Falar sobre os modos de vestir das populações indígenas, a partir de suas próprias perspectivas, representa um novo momento para se pensar a moda no país. “Essa exposição, para mim, é um marco na produção acadêmica e científica na história do vestuário no Brasil. A gente conseguiu colocar e escrever sobre objetos junto com pessoas indígenas, e depois devolvemos ao museu dados informados pelos próprios indígenas sobre os objetos. Então, formou-se uma rede de relações virtuosas que impactam positivamente sobre as comunidades envolvidas”, reforça a professora.

E no caso da cultura Inỹ Karajá, há muito para ser conhecido, uma vez que esse povo produz um significativo trabalho artesanal há diversas gerações. Nessa produção se destacam vestimentas, cestarias e as bonecas de cerâmica ritxòkò, que já foram registradas como Patrimônio Imaterial Brasileiro pelo Instituto do Patrimônio Histórico e Artístico Nacional (Iphan). “Através dessas bonecas, se identificam mitos, dinâmicas sociais, gêneros e faixas etárias. Então, elas são um item formativo e educativo para as crianças Inỹ Karajá sobre a própria cultura”, conta Indyanelle.

Segundo aponta Indyanelle, são as mulheres mais velhas que produzem as bonecas de cerâmica, e nelas, os vestires femininos dessa etnia são devidamente representados. Por essa razão, para Tuinaki Koixaru, a exposição foi importante para mostrar a um público amplo quais são os itens usados nas aldeias do seu povo. No entanto, isso varia de acordo com a faixa etária, pois há indumentárias específicas para cada ciclo da vida, como por exemplo, se já teve a primeira menstruação ou não, ou ainda, se é solteira ou casada, além das diferenças nos modos de vestir por gênero.

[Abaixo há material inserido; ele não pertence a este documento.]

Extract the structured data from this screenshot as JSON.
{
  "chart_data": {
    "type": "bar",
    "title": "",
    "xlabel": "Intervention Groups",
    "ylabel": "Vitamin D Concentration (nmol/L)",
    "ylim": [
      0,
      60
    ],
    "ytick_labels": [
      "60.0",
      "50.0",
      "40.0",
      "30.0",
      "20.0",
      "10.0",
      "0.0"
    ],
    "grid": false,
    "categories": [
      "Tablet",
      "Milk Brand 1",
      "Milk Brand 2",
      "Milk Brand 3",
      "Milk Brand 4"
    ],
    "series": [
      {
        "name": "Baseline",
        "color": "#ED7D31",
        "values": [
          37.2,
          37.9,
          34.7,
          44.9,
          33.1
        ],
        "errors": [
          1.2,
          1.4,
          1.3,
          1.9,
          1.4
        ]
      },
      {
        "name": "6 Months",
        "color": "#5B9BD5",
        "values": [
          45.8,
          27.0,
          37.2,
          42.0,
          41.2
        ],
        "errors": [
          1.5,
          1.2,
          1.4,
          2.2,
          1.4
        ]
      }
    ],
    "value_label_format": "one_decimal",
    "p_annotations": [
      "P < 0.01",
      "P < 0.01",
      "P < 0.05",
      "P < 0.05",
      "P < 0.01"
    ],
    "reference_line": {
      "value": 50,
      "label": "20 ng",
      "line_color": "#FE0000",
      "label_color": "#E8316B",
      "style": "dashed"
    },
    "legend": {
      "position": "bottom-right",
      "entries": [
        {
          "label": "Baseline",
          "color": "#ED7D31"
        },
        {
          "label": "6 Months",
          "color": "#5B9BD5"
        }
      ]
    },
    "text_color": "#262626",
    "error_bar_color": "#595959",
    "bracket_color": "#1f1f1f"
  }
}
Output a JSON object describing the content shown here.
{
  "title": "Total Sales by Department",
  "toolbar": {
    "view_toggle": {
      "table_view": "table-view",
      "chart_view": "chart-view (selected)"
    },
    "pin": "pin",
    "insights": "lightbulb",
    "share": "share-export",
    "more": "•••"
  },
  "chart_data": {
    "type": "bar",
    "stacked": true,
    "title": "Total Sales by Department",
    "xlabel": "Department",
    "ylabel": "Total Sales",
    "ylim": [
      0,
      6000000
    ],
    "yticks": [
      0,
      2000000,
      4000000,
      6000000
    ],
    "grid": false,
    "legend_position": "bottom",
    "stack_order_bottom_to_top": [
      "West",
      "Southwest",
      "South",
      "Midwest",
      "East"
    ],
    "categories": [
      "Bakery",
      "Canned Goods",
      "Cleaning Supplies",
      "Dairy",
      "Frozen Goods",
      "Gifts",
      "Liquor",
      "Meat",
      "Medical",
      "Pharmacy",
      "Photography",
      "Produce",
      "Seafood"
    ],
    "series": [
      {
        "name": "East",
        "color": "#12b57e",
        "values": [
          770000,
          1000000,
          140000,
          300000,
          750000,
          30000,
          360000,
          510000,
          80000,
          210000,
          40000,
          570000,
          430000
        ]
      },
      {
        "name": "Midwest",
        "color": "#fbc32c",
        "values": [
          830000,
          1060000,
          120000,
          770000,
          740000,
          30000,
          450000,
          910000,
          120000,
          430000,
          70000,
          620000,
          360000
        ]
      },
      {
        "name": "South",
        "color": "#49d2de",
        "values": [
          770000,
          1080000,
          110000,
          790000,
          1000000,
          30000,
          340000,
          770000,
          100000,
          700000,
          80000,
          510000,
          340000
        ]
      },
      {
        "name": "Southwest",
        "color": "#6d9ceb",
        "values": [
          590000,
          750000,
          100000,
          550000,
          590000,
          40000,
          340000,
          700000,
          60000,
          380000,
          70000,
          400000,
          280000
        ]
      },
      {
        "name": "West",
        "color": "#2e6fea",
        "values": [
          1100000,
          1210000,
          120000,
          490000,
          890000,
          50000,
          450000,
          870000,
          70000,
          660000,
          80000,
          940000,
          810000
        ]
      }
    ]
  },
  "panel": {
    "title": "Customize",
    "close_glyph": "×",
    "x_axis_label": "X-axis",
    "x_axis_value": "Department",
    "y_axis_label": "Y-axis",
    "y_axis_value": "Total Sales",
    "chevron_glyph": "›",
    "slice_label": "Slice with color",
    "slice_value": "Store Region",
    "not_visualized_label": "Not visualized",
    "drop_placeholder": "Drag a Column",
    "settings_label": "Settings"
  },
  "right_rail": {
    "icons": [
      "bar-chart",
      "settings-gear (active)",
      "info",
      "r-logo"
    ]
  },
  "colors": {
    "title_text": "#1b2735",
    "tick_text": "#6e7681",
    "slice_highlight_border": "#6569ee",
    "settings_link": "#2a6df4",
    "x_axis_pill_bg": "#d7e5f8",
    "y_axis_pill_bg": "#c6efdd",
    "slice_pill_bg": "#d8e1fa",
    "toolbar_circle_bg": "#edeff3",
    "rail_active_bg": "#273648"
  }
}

“A gente foi escolhendo os itens que tinham no Museu Goiano Professor Zoroastro Artiaga e dentro desses itens, a gente foi colocando os nomes, para o que serve e como a mulher usa”, informa a curadora. Segundo ela, esse aspecto pedagógico é muito positivo porque possibilita ao público compreender questões muito específicas dessa etnia.

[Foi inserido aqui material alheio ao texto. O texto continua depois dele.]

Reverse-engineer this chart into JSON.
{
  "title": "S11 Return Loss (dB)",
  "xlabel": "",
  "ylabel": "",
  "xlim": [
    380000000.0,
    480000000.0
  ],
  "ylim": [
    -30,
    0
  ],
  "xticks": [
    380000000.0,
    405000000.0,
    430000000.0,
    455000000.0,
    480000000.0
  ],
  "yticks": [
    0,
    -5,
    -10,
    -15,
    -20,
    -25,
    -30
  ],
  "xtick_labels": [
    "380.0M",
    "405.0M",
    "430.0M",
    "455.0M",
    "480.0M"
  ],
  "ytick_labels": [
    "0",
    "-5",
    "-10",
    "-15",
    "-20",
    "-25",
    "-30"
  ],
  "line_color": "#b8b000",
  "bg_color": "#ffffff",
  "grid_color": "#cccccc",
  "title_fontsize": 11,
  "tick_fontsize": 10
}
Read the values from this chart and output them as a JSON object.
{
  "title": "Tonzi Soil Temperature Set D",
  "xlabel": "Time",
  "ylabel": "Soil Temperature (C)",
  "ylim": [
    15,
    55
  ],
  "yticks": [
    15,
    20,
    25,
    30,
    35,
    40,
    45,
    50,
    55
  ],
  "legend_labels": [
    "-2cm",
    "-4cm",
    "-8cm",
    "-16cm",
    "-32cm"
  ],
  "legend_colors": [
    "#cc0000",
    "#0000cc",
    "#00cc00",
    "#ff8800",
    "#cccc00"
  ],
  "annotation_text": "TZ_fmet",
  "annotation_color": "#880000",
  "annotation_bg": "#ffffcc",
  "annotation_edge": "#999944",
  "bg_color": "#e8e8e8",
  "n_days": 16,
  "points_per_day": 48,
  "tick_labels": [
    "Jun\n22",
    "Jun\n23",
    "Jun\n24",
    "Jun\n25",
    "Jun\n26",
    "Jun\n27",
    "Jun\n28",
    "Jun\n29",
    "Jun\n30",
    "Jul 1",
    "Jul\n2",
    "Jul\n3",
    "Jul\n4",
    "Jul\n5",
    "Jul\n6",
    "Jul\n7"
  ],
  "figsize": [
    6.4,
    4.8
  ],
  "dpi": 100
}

Ainda segundo a curadora, a experiência lhe permitiu também se aprofundar nas histórias de cada item usado tradicionalmente por essas mulheres. Ela explica que na sua cultura, existe essa divisão entre as indumentárias que são usadas somente pelas meninas ou pelos meninos. “Na minha cultura, os cocares são para os homens, mas há apenas um cocar que as mulheres usam chamado de Lòrilòri. Para os homens são cinco cocares, um para cada fase da vida”, relata.

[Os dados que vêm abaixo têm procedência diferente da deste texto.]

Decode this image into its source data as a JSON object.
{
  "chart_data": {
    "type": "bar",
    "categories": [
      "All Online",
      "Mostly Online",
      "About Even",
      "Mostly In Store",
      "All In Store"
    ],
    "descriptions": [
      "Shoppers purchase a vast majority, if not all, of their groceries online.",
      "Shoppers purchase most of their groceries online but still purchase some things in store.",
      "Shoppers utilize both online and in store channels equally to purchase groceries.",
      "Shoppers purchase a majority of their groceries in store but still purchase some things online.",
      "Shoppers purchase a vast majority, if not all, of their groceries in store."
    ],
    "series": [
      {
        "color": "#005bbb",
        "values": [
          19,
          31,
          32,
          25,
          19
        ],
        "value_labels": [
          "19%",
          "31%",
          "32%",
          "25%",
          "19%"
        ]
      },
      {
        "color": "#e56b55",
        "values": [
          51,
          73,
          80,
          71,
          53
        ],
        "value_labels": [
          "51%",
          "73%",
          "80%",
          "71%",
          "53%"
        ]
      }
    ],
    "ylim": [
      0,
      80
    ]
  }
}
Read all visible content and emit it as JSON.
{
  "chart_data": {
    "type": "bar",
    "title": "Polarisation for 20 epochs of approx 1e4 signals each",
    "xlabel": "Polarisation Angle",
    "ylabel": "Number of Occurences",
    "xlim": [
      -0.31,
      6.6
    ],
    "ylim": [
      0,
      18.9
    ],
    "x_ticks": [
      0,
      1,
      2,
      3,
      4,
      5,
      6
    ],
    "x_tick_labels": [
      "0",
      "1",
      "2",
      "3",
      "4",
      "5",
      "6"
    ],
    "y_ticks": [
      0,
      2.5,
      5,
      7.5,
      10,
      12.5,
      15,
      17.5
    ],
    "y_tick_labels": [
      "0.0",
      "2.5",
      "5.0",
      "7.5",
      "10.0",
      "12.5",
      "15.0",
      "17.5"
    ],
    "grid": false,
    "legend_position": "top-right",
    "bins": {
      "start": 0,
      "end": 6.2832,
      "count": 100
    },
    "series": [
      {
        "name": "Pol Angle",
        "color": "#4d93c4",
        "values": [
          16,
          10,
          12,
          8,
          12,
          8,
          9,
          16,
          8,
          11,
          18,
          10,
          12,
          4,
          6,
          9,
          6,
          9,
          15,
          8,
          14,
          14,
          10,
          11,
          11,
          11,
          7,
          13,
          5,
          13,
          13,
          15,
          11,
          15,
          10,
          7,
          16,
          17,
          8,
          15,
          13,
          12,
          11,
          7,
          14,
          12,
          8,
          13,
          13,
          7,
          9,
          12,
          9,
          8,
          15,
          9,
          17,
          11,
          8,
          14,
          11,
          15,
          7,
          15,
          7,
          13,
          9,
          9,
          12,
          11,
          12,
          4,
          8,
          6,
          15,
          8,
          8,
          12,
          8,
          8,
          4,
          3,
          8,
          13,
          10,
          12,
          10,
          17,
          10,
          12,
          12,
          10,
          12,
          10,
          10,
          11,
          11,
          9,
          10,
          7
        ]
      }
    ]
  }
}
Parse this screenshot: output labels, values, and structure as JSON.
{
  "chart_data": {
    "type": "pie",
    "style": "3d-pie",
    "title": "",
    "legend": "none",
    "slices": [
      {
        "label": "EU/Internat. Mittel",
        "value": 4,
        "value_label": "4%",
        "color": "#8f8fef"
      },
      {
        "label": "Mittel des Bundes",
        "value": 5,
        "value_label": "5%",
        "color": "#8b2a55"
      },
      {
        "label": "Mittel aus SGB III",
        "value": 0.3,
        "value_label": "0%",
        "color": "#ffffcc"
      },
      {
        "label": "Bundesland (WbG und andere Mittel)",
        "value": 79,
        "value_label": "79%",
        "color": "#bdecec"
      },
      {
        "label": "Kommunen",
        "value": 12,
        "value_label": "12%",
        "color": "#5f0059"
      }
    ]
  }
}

Como uma identidade em transformação, da mesma forma que ocorre em diversas etnias indígenas, a cultura Inỹ Karajá passou por processos de assimilação de novos hábitos e costumes, o que acaba por também influenciar nos seus modos de vestir. Atualmente, seus vestires são plurais, somando aspectos tradicionais e contemporâneos.

“Os vestires plurais seriam em todas as formas, tanto no sentido do que era tradicional e com o tempo deixou de ser usado por diversos motivos, como o que resultou dessa interrelação cultural entre indígenas e não-indígenas. É realmente pensar de maneira panorâmica e abrangente, os seus modos de vestir das mais variadas formas, o que mudou a partir da cultura, que é viva”, contextualiza Indyanelle.

Formato digital favorece difusão de conhecimento tradicional

No espaço digital, é possível participar de atividades educativas como os jogos desenvolvidos com exclusividade para a exposição. Num deles, o público pode imprimir o desenho de mulheres Inỹ Karajá em PDF e vesti-las com as indumentárias específicas para cada um dos seus ciclos de vida. Isso porque essas mulheres se vestem de forma distinta em cada faixa etária e de acordo com as suas funções sociais. A ideia era de que esses materiais também pudessem ser usados didaticamente por professores do ensino básico e médio.

O formato da exposição possibilita a ampliação do acesso a esse conteúdo. Não por acaso, mais de 1.000 visitantes de diversos estados brasileiros e de outros 22 países já acessaram a plataforma digital. “A gente pôde, de alguma forma, mostrar um pouco sobre a nossa cultura. Espero que os leitores tenham gostado também da exposição, porque essa é uma forma de ensinar e aprender”, conclui Tuinaki Koixaru com otimismo.